Two days ago, life was normal.
How did it end like this?"

''The October list is a thriller novel by Jeffrey Deaver, published in 2013, and told entirely in reverse, the book beginning with the conclusion then working its way back to the beginning, telling a story that occurs over a weekend, from Sunday evening to Friday morning, backwards and all.

It's the toughest weekend in her life for Gabriela McKenzie. The fact that her boss Charles Prescott has emptied the company accounts and skipped town so she's out of a job, is the least of her concern. His skipping of town angered (at least) one of his clients, who does not take this lightly, and kidnaps Gabriela's daughter. His demands?

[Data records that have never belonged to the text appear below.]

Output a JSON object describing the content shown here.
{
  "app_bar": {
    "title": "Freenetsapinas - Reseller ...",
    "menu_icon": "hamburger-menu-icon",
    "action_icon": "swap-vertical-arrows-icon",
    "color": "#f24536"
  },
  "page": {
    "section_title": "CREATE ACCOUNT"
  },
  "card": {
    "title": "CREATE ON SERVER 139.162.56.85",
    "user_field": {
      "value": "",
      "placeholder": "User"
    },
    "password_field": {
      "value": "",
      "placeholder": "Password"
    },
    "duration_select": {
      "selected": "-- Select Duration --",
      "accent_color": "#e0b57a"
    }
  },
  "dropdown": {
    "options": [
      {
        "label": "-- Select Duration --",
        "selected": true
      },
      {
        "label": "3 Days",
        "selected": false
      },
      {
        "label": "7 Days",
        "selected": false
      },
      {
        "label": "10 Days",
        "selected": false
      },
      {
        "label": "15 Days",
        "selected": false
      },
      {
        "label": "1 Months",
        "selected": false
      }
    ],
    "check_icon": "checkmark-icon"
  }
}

Four hundred grand in cash as reimbursement of an advance investment fee he paid Prescott only for the man to run off with it, and the eponymous "October List", a list of a few dozen of powerful and nasty individuals who Prescott was involved with and relating to a massive shady operation which would, if the details come to light, inconvenience anybody on it, while serving as valuable blackmail material. And naturally, no cops, or the deal is off and the daughter dies.

And Gabriela is expected to accomplish this in only a day, before the start of the next business week. Fortunately for her, she has made the acquaintance of Daniel Reardon, a wealthy and successful investor who has taken a liking to her, and is happy to use his wealth and connections to help her resolve the crisis. But between the tight deadline, the sadistic nature of her daughter's kidnapper, and the police attention hindering all their efforts, she and Daniel are on a race against the clock, with a six-years-old child's life on the line.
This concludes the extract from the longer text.